Raphiolepis x delacourii is of garden origin and is the most common variety available in nurseries. It has fragrant white flowers that are flushed with pink and will grow about 1.5 to 2m tall. There are a number of different cultivars of this plant.

Rhaphiolepis x delacourii 'Kruschenia' has lovely clear-pink flowers and grows about 1.5m tall.

Raphiolepis delacourii 'Anja's Choice' is a new introduction which grows 1 to 5m tall and produces reddish new foliage and dark pink, bi-colour flowers from early winter until early summer. It also grows well in containers.

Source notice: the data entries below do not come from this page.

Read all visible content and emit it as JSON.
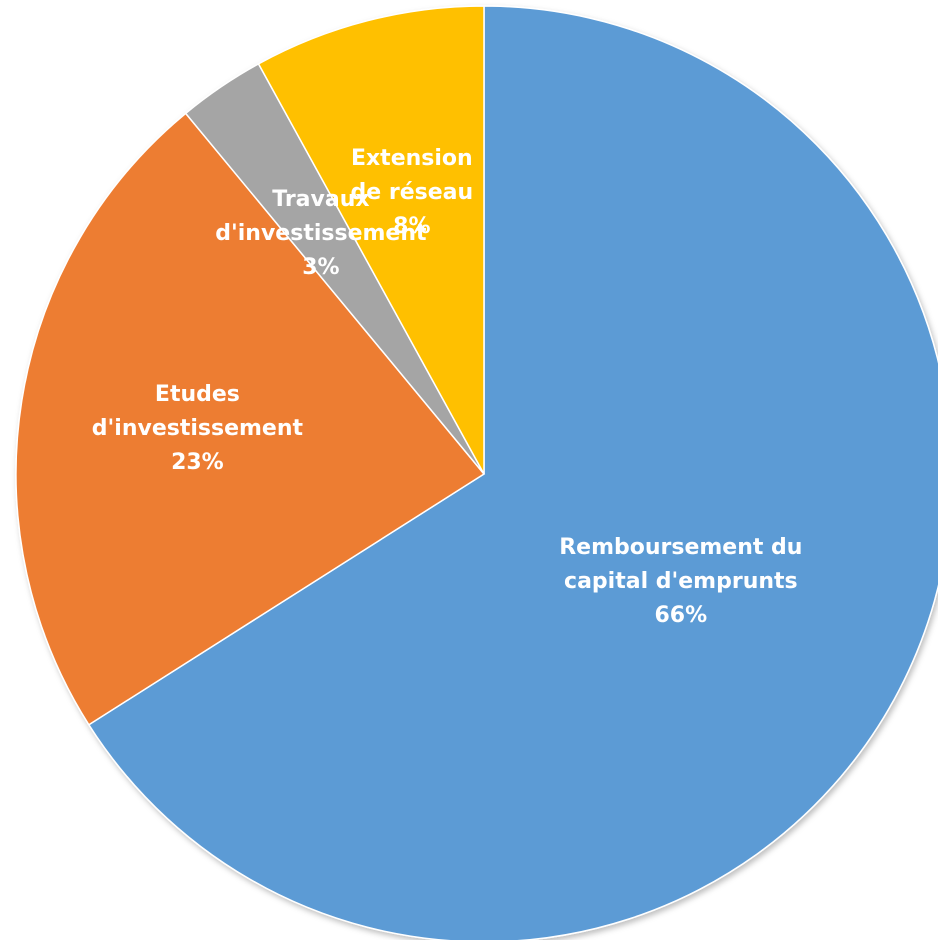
{
  "chart_data": {
    "type": "pie",
    "categories": [
      "Remboursement du\ncapital d'emprunts",
      "Etudes\nd'investissement",
      "Travaux\nd'investissement",
      "Extension\nde réseau"
    ],
    "values": [
      66,
      23,
      3,
      8
    ],
    "value_labels": [
      "66%",
      "23%",
      "3%",
      "8%"
    ],
    "colors": [
      "#5b9bd5",
      "#ed7d31",
      "#a5a5a5",
      "#ffc000"
    ]
  }
}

Other cultivars include a white flowered plant called 'Alba', also known as 'Elsa'; a deep pink form currently under the name of 'Little Susy'; and ‘Spring Rapture' with its pale pink flowers and striking ruby red new foliage.

In the Garden:

Gardeners love their dense, neat growth habit and abundant clusters of delicate pink or white blossoms in late winter and spring, attracting birds and butterflies to the garden. The attractive evergreen leaves are leathery with lightly toothed edges and the new foliage is often an interesting red or bronze, ageing to a rich dark green. Indian hawthorns are fairly slow growing and therefore easily kept at a manageable size; and because they take well to pruning, are ideal for flowering hedges and screening plants. They also work well in mixed shrub borders and flower beds, where they add seasonal interest. Certain varieties make excellent standard plants, requiring clipping only once a year; and all grow beautifully in pots.

Cultivation:

Indian hawthorns grow easily throughout South Africa in both the summer and winter rainfall regions. These water-wise plants are drought tolerant once established, but perform best in the garden if watered moderately during long dry spells. Although they thrive in full sun, they can be grown in semi-shade, and in very hot and dry regions, will appreciate a little shade during the hottest time of the day, together with regular watering. Indian hawthorns are hardy to frost and the leaves will turn a pretty russet colour in winter. They also grow well at the coast where they are resistant to salty winds. The plant will grow near the shore but will benefit from a little protection such as behind the first row of plantings or behind the first dunes. Indian hawthorns will adapt to most garden soils, and if they are planted in well-drained, fertile soil, the plants will need little extra feeding besides a good mulch of compost in autumn and a feeding with a complete organic fertiliser in spring. Pruning can be done at any time but is generally done in early summer, when the plant has finished flowering, but this will prevent the plant from producing its fruits.  

Propagation:

Plants can be propagated from semi-hardwood cuttings taken in summer.

Pests & Diseases:

Indian hawthorns are seldom attacked by pests or diseases, but leaf spot can be troublesome, especially in humid regions. To control this, plant in full sun and ensure there is good air circulation around the plant. Also, watch out for aphids, nematodes and scale.

Caution:

Raphiolepis indica is not documented as a toxic plant for humans or animals and the University of California lists it as safe.